As part of the implementation in 6.5.0, there was an upgrade code that would automatically upgrade the key-based regex filter to become an advanced filter. However, the upgrade code did not check the cluster version before upgrading the filter. This means when one node is upgraded from <6.5.0 to >= 6.5.0 and rejoins a cluster that's pre-6.5, the replication's filter is upgraded to REGEXP_CONTAINS(meta.id(), "<filter>") automatically and persisted.
Future pipeline restart will cause the upgraded filter to be applied to nodes running pre-Adv filtering. This means mutations will be incorrectly filtered out, and will cause data loss.
This should have been tested and found back in the 6.5.0 timeframe, but it seems unlikely that it was run.
A simple test case could suffice:
- Start cluster on 6.0.x, 2-node source
- Create replication with a filter such as "^KU"
- Rebalance one node out. Upgrade to 6.6.X, rebalance back in.
- Filter gets upgraded.
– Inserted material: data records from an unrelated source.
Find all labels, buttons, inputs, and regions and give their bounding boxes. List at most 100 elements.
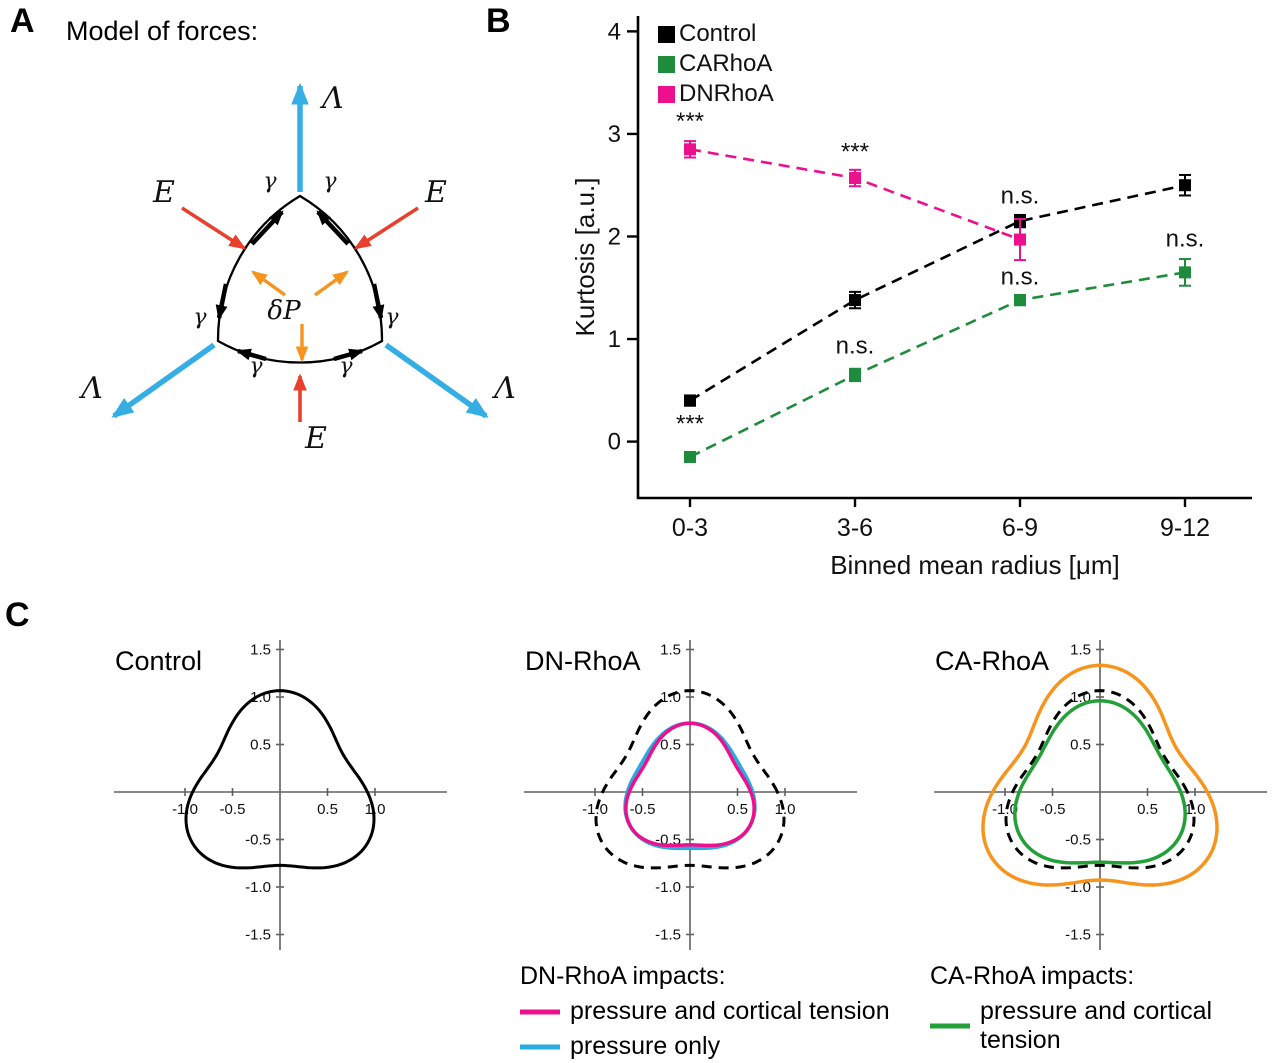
y-tick-label: -1.0 bbox=[655, 879, 681, 896]
data-point-CARhoA bbox=[1179, 266, 1191, 279]
y-tick-label: 1.5 bbox=[1070, 642, 1091, 659]
data-point-CARhoA bbox=[849, 368, 861, 381]
legend-label-CARhoA: CARhoA bbox=[679, 50, 772, 77]
series-line-Control bbox=[689, 183, 1186, 402]
data-point-DNRhoA bbox=[849, 172, 861, 185]
y-tick-label: 0.5 bbox=[660, 737, 681, 754]
x-tick-label: 0.5 bbox=[1137, 801, 1158, 818]
cell-outline bbox=[216, 194, 384, 364]
significance-label: *** bbox=[676, 108, 704, 135]
e-label-upper-left: E bbox=[152, 175, 175, 210]
x-tick-label: -0.5 bbox=[630, 801, 656, 818]
panel-a-title: Model of forces: bbox=[66, 16, 259, 46]
x-tick-label: 0.5 bbox=[727, 801, 748, 818]
significance-label: n.s. bbox=[836, 332, 875, 359]
model-of-forces-diagram: Λ Λ Λ E E E δP γ γ γ γ γ γ bbox=[78, 81, 516, 456]
legend-item: pressure only bbox=[520, 1032, 890, 1061]
x-tick-label: -1.0 bbox=[582, 801, 608, 818]
pressure-only-swatch bbox=[520, 1044, 560, 1049]
curve-control-cell-shape bbox=[184, 689, 376, 870]
x-tick-label: -1.0 bbox=[172, 801, 198, 818]
gamma-label-bottom-right: γ bbox=[339, 354, 353, 379]
control-shape-plot: -1.0 -0.5 0.5 1.01.51.00.5-0.5-1.0-1.5 bbox=[114, 640, 447, 950]
x-axis-tick-label: 9-12 bbox=[1160, 514, 1210, 542]
kurtosis-chart: 0 1 2 3 4 0-3 3-6 6-9 9-12 Kurtosis [a.u.] Binned … bbox=[570, 16, 1252, 580]
y-tick-label: 1.5 bbox=[250, 642, 271, 659]
data-point-Control bbox=[849, 294, 861, 307]
control-plot-title: Control bbox=[115, 646, 203, 676]
legend-label-DNRhoA: DNRhoA bbox=[679, 80, 774, 107]
data-point-DNRhoA bbox=[1014, 233, 1026, 246]
significance-label: n.s. bbox=[1001, 264, 1040, 291]
significance-label: *** bbox=[676, 410, 704, 437]
x-axis-tick-label: 0-3 bbox=[672, 514, 708, 542]
x-tick-label: 1.0 bbox=[775, 801, 796, 818]
axis-lines bbox=[636, 16, 1252, 500]
x-tick-label: -0.5 bbox=[220, 801, 246, 818]
data-point-CARhoA bbox=[1014, 294, 1026, 307]
lambda-arrow-bottom-right bbox=[384, 342, 489, 419]
gamma-arrow-right-upper bbox=[371, 283, 385, 321]
significance-label: n.s. bbox=[1001, 183, 1040, 210]
ca-rhoa-legend: CA-RhoA impacts: pressure and cortical t… bbox=[930, 962, 1280, 1063]
y-axis-tick-label: 0 bbox=[608, 429, 621, 456]
y-tick-label: -1.5 bbox=[245, 927, 271, 944]
y-axis-tick-label: 3 bbox=[608, 121, 621, 148]
x-axis-tick-label: 6-9 bbox=[1002, 514, 1038, 542]
y-tick-label: -1.0 bbox=[245, 879, 271, 896]
y-tick-label: 1.5 bbox=[660, 642, 681, 659]
legend-label-Control: Control bbox=[679, 20, 756, 47]
gamma-arrow-top-right bbox=[316, 210, 350, 246]
x-axis-title: Binned mean radius [μm] bbox=[830, 550, 1120, 580]
legend-swatch-Control bbox=[658, 26, 675, 43]
x-axis-tick-label: 3-6 bbox=[837, 514, 873, 542]
legend-item-label: pressure only bbox=[570, 1032, 721, 1060]
data-point-Control bbox=[684, 394, 696, 407]
y-axis-title: Kurtosis [a.u.] bbox=[570, 178, 600, 337]
data-point-CARhoA bbox=[684, 450, 696, 463]
x-tick-label: 0.5 bbox=[317, 801, 338, 818]
pressure-arrow-upper-right bbox=[314, 270, 349, 297]
y-tick-label: 0.5 bbox=[250, 737, 271, 754]
panel-c-label: C bbox=[5, 596, 30, 634]
y-tick-label: 0.5 bbox=[1070, 737, 1091, 754]
e-arrow-upper-right bbox=[353, 206, 419, 250]
dn-rhoa-shape-plot: -1.0 -0.5 0.5 1.01.51.00.5-0.5-1.0-1.5 bbox=[524, 640, 857, 950]
gamma-label-right: γ bbox=[385, 305, 399, 330]
significance-label: *** bbox=[841, 139, 869, 166]
series-line-CARhoA bbox=[689, 271, 1186, 459]
y-axis-tick-label: 4 bbox=[608, 18, 621, 45]
legend-swatch-CARhoA bbox=[658, 56, 675, 73]
y-tick-label: -1.5 bbox=[1065, 927, 1091, 944]
lambda-label-top: Λ bbox=[319, 81, 344, 116]
legend-item: pressure only bbox=[930, 1061, 1280, 1063]
y-tick-label: -0.5 bbox=[1065, 832, 1091, 849]
gamma-label-bottom-left: γ bbox=[249, 354, 263, 379]
dn-rhoa-legend: DN-RhoA impacts: pressure and cortical t… bbox=[520, 962, 890, 1061]
panel-b-label: B bbox=[486, 2, 511, 40]
curve-pressure-and-cortical-tension bbox=[1013, 699, 1187, 865]
legend-item-label: pressure only bbox=[980, 1061, 1130, 1063]
legend-item-label: pressure and cortical tension bbox=[570, 997, 890, 1025]
dn-rhoa-plot-title: DN-RhoA bbox=[525, 646, 641, 676]
gamma-arrow-bottom-right bbox=[333, 348, 365, 362]
pressure-arrow-upper-left bbox=[251, 270, 286, 297]
legend-item: pressure and cortical tension bbox=[930, 997, 1280, 1055]
data-point-Control bbox=[1179, 179, 1191, 192]
data-point-DNRhoA bbox=[684, 143, 696, 156]
e-label-upper-right: E bbox=[424, 175, 447, 210]
y-axis-tick-label: 1 bbox=[608, 326, 621, 353]
gamma-arrow-bottom-left bbox=[235, 348, 267, 362]
legend-swatch-DNRhoA bbox=[658, 86, 675, 103]
ca-rhoa-legend-header: CA-RhoA impacts: bbox=[930, 962, 1135, 990]
gamma-arrow-left-upper bbox=[215, 283, 229, 321]
lambda-label-left: Λ bbox=[78, 371, 103, 406]
x-tick-label: -0.5 bbox=[1040, 801, 1066, 818]
lambda-label-right: Λ bbox=[491, 371, 516, 406]
lambda-arrow-bottom-left bbox=[111, 342, 216, 419]
y-tick-label: 1.0 bbox=[660, 689, 681, 706]
gamma-label-left: γ bbox=[193, 305, 207, 330]
y-tick-label: -0.5 bbox=[245, 832, 271, 849]
ca-rhoa-shape-plot: -1.0 -0.5 0.5 1.01.51.00.5-0.5-1.0-1.5 bbox=[934, 640, 1267, 950]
The node on 6.0.X will show the advanced filter instead of original key-based one.
- Pipeline will restart because of the 6.6.X node that rebalanced back in
- Further mutations even if it matches original filter of "^KU", will not be replicated.
Upgrade docs https://docs.couchbase.com/server/current/install/upgrade.html says that 6.6.X is the intermediate release, so this needs to be fixed at least in 6.6.x.
However, backport fixes to 7.0.x or 7.1.x should be considered given that once 6.6.X is out of the picture, we'll need to support upgrading to those version as baseline.